AN: Thank you so much for your reviews guys! I'm glad you like it. I know this chapter is more blah-blah again, but I hope you'll like it anyways.

Sam: Thank you for your sweet Review! I'm so glad it feels like the actual show for you, because I want them to be in character (not like in this weird AU people like carter called a finale) ;)

btw, if you have some time, check out my story "the nanny". It's also about b/r and ellie. Maybe I will write some story only about b&r and their life too. So, please check it out and tell me what you think!

Robin wakes up early in the morning. Her eyes are red and her had hurts badly. She cried herself to sleep yesterday. She really thought they could actually work out this time, but now she´s lying in her own bed instead of Barney´s with a big headache, swollen eyes and a huge heartbreak. After lying around for another 20 minutes, she accepts she won´t get anymore sleep this morning and drags herself out of bed.

She doesn´t feel like doing anything today, but she has to check her phone – she can´t miss a call from her boss. As soon as she takes her phone she realizes Barney has left her a text message. Unsure whether she should read it or not, she stares at her phone. Her tears are coming again, it´s just too much for her. The last few months were full of stress, she feels exhausted and also a little bit depressed. Her life has been so much easier when she was traveling around the world. She had a tight schedule and therefore no time for overthinking. It was perfect. And now everything is complicated. Maybe it´s New York – all those memories, all the people and most of all Barney- all of that is far more stressful than her job has ever been. Her phone buzzed: a message from Ellie.

"Hey, Robin. How are you? Why didn´t you say goodbye to me yesterday? I know I was asleep, but you could have woken me up. Anyways, thank you for keeping me company yesterday. Ellie"

Ellie- this was complicated too. She´s Barney´s daughter after all which doesn´t make things any easier. Robin really likes Ellie, but there is a little part of her that wishes more than ever that she would have never divorced Barney. It would have been far more easier now, there would just be her and Barney. No complications, no other people who would be affected if they fight or something. In addition to that it hurts her to see what a loving father Barney is for a child that isn´t hers. She feels awful to think things like that, but she kind of wishes Barney either had her child or no child at all. She couldn´t get children with him, so she finds it pretty unfair some other bimbo is allowed to get a little Stinson-baby after one stupid one-night-stand. Her mind trails away to her pregnancy scare and her and Barney´s two children she imagined that cold and sad winter day. Back then, she convinced herself, she is glad they aren´t real. That didn´t change that much because that way her career would have been dead- she´s sure of that. But she can´t quite turn off this teensy-weensy-little part of her that wished she and those two children would live with Barney in his apartement today. And what hurts the most is that Ellie is likely to look very similar to her imagined daughter when she is older. That kills her. It´s not that she wants Ellie to go away, she just wishes she would be hers. She wants Ellie to be her child that Barney loves so much.

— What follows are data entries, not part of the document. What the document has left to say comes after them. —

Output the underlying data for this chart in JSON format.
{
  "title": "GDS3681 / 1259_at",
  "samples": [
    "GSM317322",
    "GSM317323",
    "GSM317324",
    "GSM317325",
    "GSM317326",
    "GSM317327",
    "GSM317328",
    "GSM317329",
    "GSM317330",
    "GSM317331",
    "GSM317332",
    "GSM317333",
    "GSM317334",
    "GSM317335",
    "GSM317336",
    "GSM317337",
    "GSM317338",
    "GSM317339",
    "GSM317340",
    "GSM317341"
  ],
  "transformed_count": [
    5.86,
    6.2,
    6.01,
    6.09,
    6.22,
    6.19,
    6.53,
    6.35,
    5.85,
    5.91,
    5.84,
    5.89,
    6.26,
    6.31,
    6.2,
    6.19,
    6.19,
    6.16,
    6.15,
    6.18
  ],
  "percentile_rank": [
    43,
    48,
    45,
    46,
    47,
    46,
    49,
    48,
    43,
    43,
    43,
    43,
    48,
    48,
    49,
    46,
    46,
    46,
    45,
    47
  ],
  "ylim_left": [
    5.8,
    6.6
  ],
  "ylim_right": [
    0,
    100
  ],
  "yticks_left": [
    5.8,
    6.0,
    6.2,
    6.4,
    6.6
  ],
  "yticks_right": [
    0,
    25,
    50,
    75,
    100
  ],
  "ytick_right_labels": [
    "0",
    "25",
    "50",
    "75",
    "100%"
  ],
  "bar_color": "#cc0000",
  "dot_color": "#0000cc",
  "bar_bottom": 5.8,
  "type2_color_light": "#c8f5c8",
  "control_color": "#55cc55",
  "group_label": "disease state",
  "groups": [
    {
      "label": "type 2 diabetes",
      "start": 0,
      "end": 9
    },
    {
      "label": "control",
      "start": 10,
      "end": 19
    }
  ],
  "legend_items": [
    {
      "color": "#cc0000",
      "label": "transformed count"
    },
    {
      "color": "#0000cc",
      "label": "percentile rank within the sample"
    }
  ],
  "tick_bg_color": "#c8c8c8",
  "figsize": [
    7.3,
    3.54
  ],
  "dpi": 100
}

Suddenly one of her dogs jumps on her lap. She pets his head, what calms her down and she finally takes that dumb phone of hers in her hands again. Robin scolds herself. What happened to her? She sits here with tears in her eyes afraid of opening a stupid text message and thinking about children she will never have. That´s not her. She´s an independent women, she doesn´t need children to be happy. She has a career she can be very proud of and she has had an awesome life. Great friends, great memories and a great husband. Her life was great, the only fatal mistake she made was getting a divorce from Barney. However, most of her life was absolutely nothing to be ashamed off (though her Robin Sparkles days still kind of haunted her). She always got what she wanted and she decides that this won´t change now. She will get Barney, she will try to be good stepmother for Ellie. If Barney doesn´t want her, it will surely devastate her, but she won´t regret it, because it would be far worse, if she doesn´t try it at all. She needs certainty, that´s all that counts. Of course she wants to spend her life with Barney, but she is a strong woman. It won´t be easy, if he really decides to refuse her again, but she will make it through it. It would be a happier life with Barney, but she doesn´t need a man to have a fulfilled life.

However, all her fears that Barney may refuse her go away instantaneously when she opens his message. A big smile spreads upon her face. She saw a movie once, a romantic comedy with Jennifer Aniston. When she watched it back then, she found it far too cheesy, but after all she finally understands the quote of the movie. "I can live without you. I just don´t want to.", is what Jennifer Aniston said to her boyfriend at the end of the movie. She never thought that quote would once fit her, but now it does- she is strong and independent. Of course she can live without Barney – she just doesn´t want to.